Monoclonal antibody therapy is a large and growing treatment modality in medicine (Glennie et al. (2000) Immunol Today 21:403-10). There are more than twenty FDA-approved monoclonal antibody therapies, with many more currently in clinical trials. Antibody therapy directed against soluble factors (such as vascular endothelial growth factor or tumor necrosis factor, e.g.), aims simply to reduce the free ligand concentration by immunocomplex formation. In contrast, when antibody therapy is directed at cell surface antigens (as is often the case in anti-neoplastic immunotherapy), the goal is often the removal of the cell itself. The therapeutic antibody may induce apoptosis directly (Shan et al. (1998) Blood 91:1644-52; Shan (2000) Cancer Immunol Immunother 48:673-83), but more often it must recruit the patient's immune system to destroy the target cell. See, Reff et al. (1994) Blood 83:435-45; Idusogie et al. (2000) J Immunol 164:4178-84; Golay et al. (2000) Blood 95:3900-8; Harjunpaa et al. (2000) Scand J Immunol 51:634-41; Anderson et al. (1997) Biochem Soc Trans 25, 705-8; Clynes et al. (1998) Proc Natl Acad Sci USA 95:652-6; Clynes et al. (2000) Nat Med 6: 443-6; Sampson et al. (2000) Proc Natl Acad Sci USA 97:7503-8.

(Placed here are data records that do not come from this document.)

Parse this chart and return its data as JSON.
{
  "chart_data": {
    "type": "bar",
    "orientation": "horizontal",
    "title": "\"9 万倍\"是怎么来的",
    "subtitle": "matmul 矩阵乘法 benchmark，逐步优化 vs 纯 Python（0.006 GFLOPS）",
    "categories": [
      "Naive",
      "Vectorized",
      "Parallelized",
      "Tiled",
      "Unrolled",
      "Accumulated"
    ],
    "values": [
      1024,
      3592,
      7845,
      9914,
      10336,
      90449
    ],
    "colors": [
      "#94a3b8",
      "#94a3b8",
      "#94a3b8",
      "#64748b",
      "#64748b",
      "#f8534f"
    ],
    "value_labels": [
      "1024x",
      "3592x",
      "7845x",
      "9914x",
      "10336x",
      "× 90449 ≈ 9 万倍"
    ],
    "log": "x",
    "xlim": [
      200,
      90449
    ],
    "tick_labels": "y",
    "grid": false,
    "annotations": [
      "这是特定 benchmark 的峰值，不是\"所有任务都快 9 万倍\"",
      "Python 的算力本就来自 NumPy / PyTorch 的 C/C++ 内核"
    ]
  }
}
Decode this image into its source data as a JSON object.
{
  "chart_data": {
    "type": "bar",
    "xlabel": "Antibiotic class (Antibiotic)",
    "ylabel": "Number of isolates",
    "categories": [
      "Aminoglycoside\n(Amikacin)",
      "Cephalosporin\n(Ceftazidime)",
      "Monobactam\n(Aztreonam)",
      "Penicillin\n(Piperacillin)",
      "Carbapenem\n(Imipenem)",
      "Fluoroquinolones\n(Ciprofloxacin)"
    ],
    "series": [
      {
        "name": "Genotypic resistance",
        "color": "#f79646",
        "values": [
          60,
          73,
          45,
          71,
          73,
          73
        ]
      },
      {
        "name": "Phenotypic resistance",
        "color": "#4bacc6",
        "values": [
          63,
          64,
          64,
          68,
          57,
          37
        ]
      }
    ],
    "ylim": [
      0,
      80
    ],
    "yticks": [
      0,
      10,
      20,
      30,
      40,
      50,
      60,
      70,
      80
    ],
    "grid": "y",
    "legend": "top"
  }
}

There are two main mechanisms by which the antibody-activated immune system can destroy offending cells: complement-dependent cytotoxicity (CDC) and antibody-dependent cellular cytotoxicity (ADCC). ADCC is an immune response generated primarily by natural killer (NK) cells against antibody-coated targets. See, Lewis et al. (1993) Cancer Immunol Immunother 37:255-63. In ADCC, NK cells recognize the constant (Fc) region of antibodies primarily via interaction with the NK cell's FcγRIII receptor. The NK cells then deposit perforins and granzymes on the target cell surface inducing cell lysis and apoptosis, respectively. The Fc-FcγRIII interaction is extremely sensitive to Fc glycosylation. Aglycosylated immunoglobulins fail to bind Fc receptors. See, Leatherbarrow et al. (1985) Mol Immunol 22:407-15 (1985); Walker et al. (1989) Biochem J 259:347-53 (1989); Leader et al. (1991) Immunology 72:481-5. In addition, fucosylation of the carbohydrate chain attached to Asn297 of the Fc region inhibits binding to FcγRIII and reduces in vitro ADCC activity. See, Shields et al. (2002) J Biol Chem 277:26733-40; Shinkawa et al. (2003) J Biol Chem 278:3466-73; Niwa et al. (2004) Cancer Res 64:2127-33.
The majority of mammalian immunoglobulins are fucosylated, including those produced in Chinese hamster ovary cells (CHO cells, Cricetulus griseus). Jefferis et al. (1990) Biochem J 268:529-37; Hamako et al. (1993) Comp Biochem Physiol B 106:949-54; Raju et al. (2000) Glycobiology 10:477-86. Fucose attachment to the Fc core region is via an α-1,6 linkage generated by the α1,6 fucosyltransferase (Fut8) protein, apparently the sole α-1,6 fucosyltransferase in mammalian cells. Oriol et al. (1999) Glycobiology 9:323-34; Costache et al. (1997) J Biol Chem 272:29721-8. Disruption of the FUT8 gene in CHO cells eliminated core fucosylation of antibodies and increased ADCC by around 100-fold. See, Yamane-Ohnuki et al. (2004) Biotechnol Bioeng 87:614-22). However, such conventional gene disruption by homologous recombination is typically a laborious process. This was particularly true in the case of C. griseus FUT8, as approximately 120,000 clonal cell lines were screened to discover three healthy FUT8 −/− clones (Yamane-Ohnuki et al. (2004), supra).
Thus, there remains a need for cells lines in which Fut8 expression is partially or fully inactivated. Site-specific cleavage of genomic loci offers an efficient supplement and/or alternative to conventional homologous recombination. Creation of a double-strand break (DSB) increases the frequency of homologous recombination at the targeted locus more than 1000-fold. More simply, the inaccurate repair of a site-specific DSB by non-homologous end joining (NHEJ) can also result in gene disruption. Creation of two such DSBs can result in deletion of arbitrarily large regions. The modular DNA recognition preferences of zinc fingers protein allows for the rational design of site-specific multi-finger DNA binding proteins. Fusion of the nuclease domain from the Type II restriction enzyme Fok I to site-specific zinc finger proteins allows for the creation of site-specific nucleases. See, for example, United States Patent Publications 20030232410; 20050208489; 20050026157; 20050064474; 20060188987; 20060063231; and International Publication WO 07/014,275, the disclosures of which are incorporated by reference in their entireties for all purposes.